Pierre et Nathalie Moneger-Rogge ont accueilli une personne migrante au sein de leur famille, en région rennaise, pendant près de deux ans. Ils témoignent de cette expérience, qui leur a permis d’approcher la réalité d’un parcours d’exil. D’autres parcours de migrants sont abordés lors de la rencontre « Parcours de migration et d’exil » organisée à la Bpi en février 2022.
Comment en êtes-vous arrivés à accueillir une personne migrante ?
N. M-R : Notre fils Quentin était engagé dans l’association D’ici ou d’ailleurs (DIDA), qui vient en aide aux personnes exilées présentes sur la région rennaise.
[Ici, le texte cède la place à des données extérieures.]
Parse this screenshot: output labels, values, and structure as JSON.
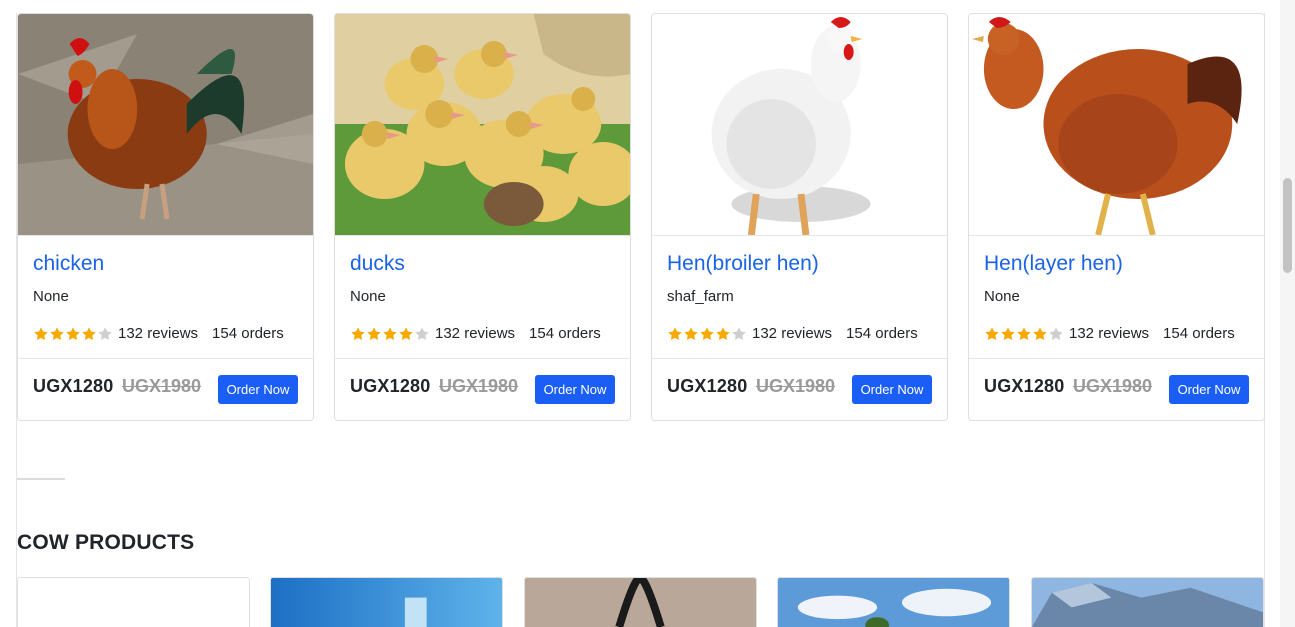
{
  "products": [
    {
      "title": "chicken",
      "seller": "None",
      "reviews": "132 reviews",
      "orders": "154 orders",
      "price": "UGX1280",
      "old_price": "UGX1980",
      "button": "Order Now",
      "rating": 4,
      "image": "rooster-photo"
    },
    {
      "title": "ducks",
      "seller": "None",
      "reviews": "132 reviews",
      "orders": "154 orders",
      "price": "UGX1280",
      "old_price": "UGX1980",
      "button": "Order Now",
      "rating": 4,
      "image": "ducklings-photo"
    },
    {
      "title": "Hen(broiler hen)",
      "seller": "shaf_farm",
      "reviews": "132 reviews",
      "orders": "154 orders",
      "price": "UGX1280",
      "old_price": "UGX1980",
      "button": "Order Now",
      "rating": 4,
      "image": "white-hen-photo"
    },
    {
      "title": "Hen(layer hen)",
      "seller": "None",
      "reviews": "132 reviews",
      "orders": "154 orders",
      "price": "UGX1280",
      "old_price": "UGX1980",
      "button": "Order Now",
      "rating": 4,
      "image": "brown-hen-photo"
    }
  ],
  "section": {
    "title": "COW PRODUCTS"
  },
  "colors": {
    "accent": "#1a5ef5",
    "title": "#1a62e6",
    "star": "#f7a900",
    "star_empty": "#cfcfcf",
    "old_price": "#9a9a9a"
  }
}
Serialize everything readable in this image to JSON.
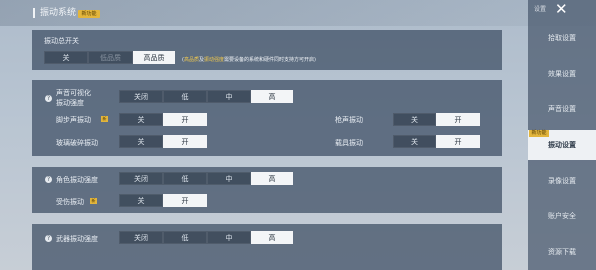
{
  "header": {
    "title": "振动系统",
    "badge": "新功能"
  },
  "sidebar": {
    "top_label": "设置",
    "close": "✕",
    "items": [
      {
        "label": "拾取设置"
      },
      {
        "label": "效果设置"
      },
      {
        "label": "声音设置"
      },
      {
        "label": "振动设置",
        "active": true,
        "badge": "新功能"
      },
      {
        "label": "录像设置"
      },
      {
        "label": "账户安全"
      },
      {
        "label": "资源下载"
      }
    ]
  },
  "master": {
    "label": "振动总开关",
    "options": [
      "关",
      "低品质",
      "高品质"
    ],
    "selected": "高品质",
    "note_prefix": "(",
    "note_hl1": "高品质",
    "note_mid": "及",
    "note_hl2": "振动强度",
    "note_rest": "需要设备的系统和硬件同时支持方可开启)"
  },
  "sound": {
    "label": "声音可视化\n振动强度",
    "levels": [
      "关闭",
      "低",
      "中",
      "高"
    ],
    "selected": "高",
    "footstep": {
      "label": "脚步声振动",
      "tag": "新",
      "off": "关",
      "on": "开"
    },
    "gunshot": {
      "label": "枪声振动",
      "off": "关",
      "on": "开"
    },
    "glass": {
      "label": "玻璃破碎振动",
      "off": "关",
      "on": "开"
    },
    "vehicle": {
      "label": "载具振动",
      "off": "关",
      "on": "开"
    }
  },
  "character": {
    "label": "角色振动强度",
    "levels": [
      "关闭",
      "低",
      "中",
      "高"
    ],
    "selected": "高",
    "hit": {
      "label": "受伤振动",
      "tag": "新",
      "off": "关",
      "on": "开"
    }
  },
  "weapon": {
    "label": "武器振动强度",
    "levels": [
      "关闭",
      "低",
      "中",
      "高"
    ],
    "selected": "高"
  },
  "help_icon": "?"
}
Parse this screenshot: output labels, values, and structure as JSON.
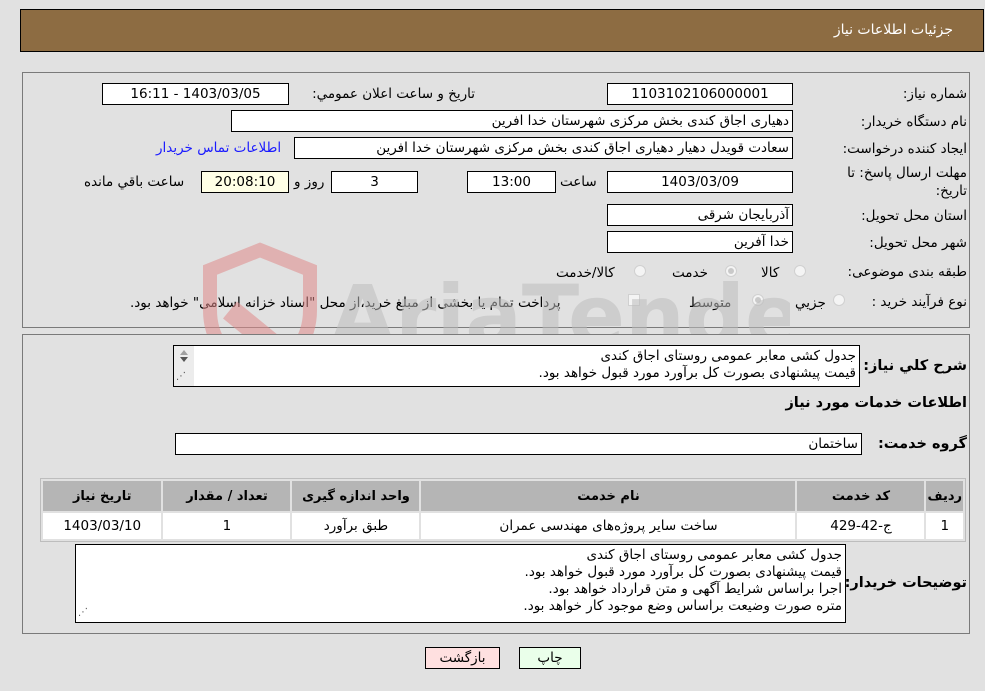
{
  "header": {
    "title": "جزئيات اطلاعات نياز"
  },
  "details": {
    "need_number_label": "شماره نياز:",
    "need_number": "1103102106000001",
    "announce_label": "تاريخ و ساعت اعلان عمومي:",
    "announce_value": "1403/03/05 - 16:11",
    "buyer_org_label": "نام دستگاه خريدار:",
    "buyer_org": "دهیاری اجاق کندی بخش مرکزی شهرستان خدا افرین",
    "creator_label": "ايجاد کننده درخواست:",
    "creator": "سعادت قویدل دهیار  دهیاری اجاق کندی بخش مرکزی شهرستان خدا افرین",
    "contact_link": "اطلاعات تماس خريدار",
    "deadline_label_line1": "مهلت ارسال پاسخ: تا",
    "deadline_label_line2": "تاريخ:",
    "deadline_date": "1403/03/09",
    "time_label": "ساعت",
    "deadline_time": "13:00",
    "days_value": "3",
    "days_label": "روز و",
    "remaining_time": "20:08:10",
    "remaining_label": "ساعت باقي مانده",
    "province_label": "استان محل تحويل:",
    "province": "آذربایجان شرقی",
    "city_label": "شهر محل تحويل:",
    "city": "خدا آفرین",
    "category_label": "طبقه بندی موضوعی:",
    "category_options": [
      {
        "label": "کالا",
        "selected": false
      },
      {
        "label": "خدمت",
        "selected": true
      },
      {
        "label": "کالا/خدمت",
        "selected": false
      }
    ],
    "purchase_type_label": "نوع فرآيند خريد :",
    "purchase_options": [
      {
        "label": "جزيي",
        "selected": false
      },
      {
        "label": "متوسط",
        "selected": true
      }
    ],
    "treasury_checkbox_label": "پرداخت تمام یا بخشی از مبلغ خرید،از محل \"اسناد خزانه اسلامی\" خواهد بود.",
    "treasury_checked": false
  },
  "description": {
    "label": "شرح کلي نياز:",
    "lines": [
      "جدول کشی معابر عمومی روستای اجاق کندی",
      "قیمت پیشنهادی بصورت کل برآورد مورد قبول خواهد بود."
    ]
  },
  "services": {
    "section_title": "اطلاعات خدمات مورد نياز",
    "group_label": "گروه خدمت:",
    "group_value": "ساختمان",
    "table": {
      "headers": [
        "رديف",
        "کد خدمت",
        "نام خدمت",
        "واحد اندازه گيری",
        "تعداد / مقدار",
        "تاريخ نياز"
      ],
      "rows": [
        [
          "1",
          "ج-42-429",
          "ساخت سایر پروژه‌های مهندسی عمران",
          "طبق برآورد",
          "1",
          "1403/03/10"
        ]
      ]
    }
  },
  "buyer_notes": {
    "label": "توضيحات خريدار:",
    "lines": [
      "جدول کشی معابر عمومی روستای اجاق کندی",
      "قیمت پیشنهادی بصورت کل برآورد مورد قبول خواهد بود.",
      "اجرا براساس شرایط آگهی و متن قرارداد خواهد بود.",
      "متره صورت وضیعت براساس وضع موجود کار خواهد بود."
    ]
  },
  "buttons": {
    "print": "چاپ",
    "back": "بازگشت"
  },
  "watermark": {
    "text": "AriaTender.neT"
  },
  "colors": {
    "header_bg": "#8d6c42",
    "print_bg": "#eaffea",
    "back_bg": "#ffe0e0",
    "link": "#1a1aff"
  }
}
Quand il a libéré sa chambre pour poursuivre ses études à Paris, il nous a fait part des difficultés rencontrées par l’association pour loger les migrants et nous a demandé de réfléchir à l’accueil d’une personne en situation d’urgence, au moins sur du court terme. Nous avons réfléchi et pris contact avec l’association. Ça s’est fait vite parce qu’il y avait de gros besoins d’hébergement. C’est comme ça qu’Ibrahim (NDLR : le prénom a été changé) est arrivé, en mars 2019. Il était originaire de Guinée-Conakry. Il avait quitté son pays à 18 ans. Quand il est arrivé chez nous, il en avait 22. Il avait donc mis un certain temps à arriver jusqu’à Rennes.
En quoi vous êtes-vous engagés, vous et lui ?
P. M-R : C’était plus un cadre qu’un contrat, qui engageait surtout l’association. Le jour de son arrivée, Ibrahim était accompagné d’un membre de l’association qui a rappelé que l’accueil était temporaire et qu’ils essaieraient de trouver une solution après les quinze premiers jours. L’association apportait également des éléments de sécurisation sur le plan des droits. Ils étaient nos interlocuteurs s’il y avait un souci.
N. M-R : C’était rassurant de ne pas se sentir responsable au démarrage et soutenus par une structure. On ne peut pas savoir comment ça va se passer avec la personne qui s’installe et on avait l’exemple d’une autre famille qui avait accueilli un jeune, avec qui ça ne s’était pas très bien passé… Là, il y avait une référente de l’association qu’on pouvait contacter. Ils ont laissé des consignes à Ibrahim comme respecter les règles de la famille et participer à la vie de la famille.
P. M-R : Il ne pouvait pas non plus rester à la maison quand il n’y avait personne, y compris quand nous étions au travail. On ne s’engageait que pour le repas du soir, la nuit et le petit-déjeuner. L’association l’accueillait dans la journée pour des activités. Il y avait aussi un restaurant très peu cher où il déjeunait avec d’autres jeunes de son âge et il se rendait régulièrement au cabinet de son avocate qui l’accompagnait dans ses démarches administratives. Il était majeur et autonome.
Comment les consignes ont-elles été respectées ? Comment l’accueil a-t-il évolué ?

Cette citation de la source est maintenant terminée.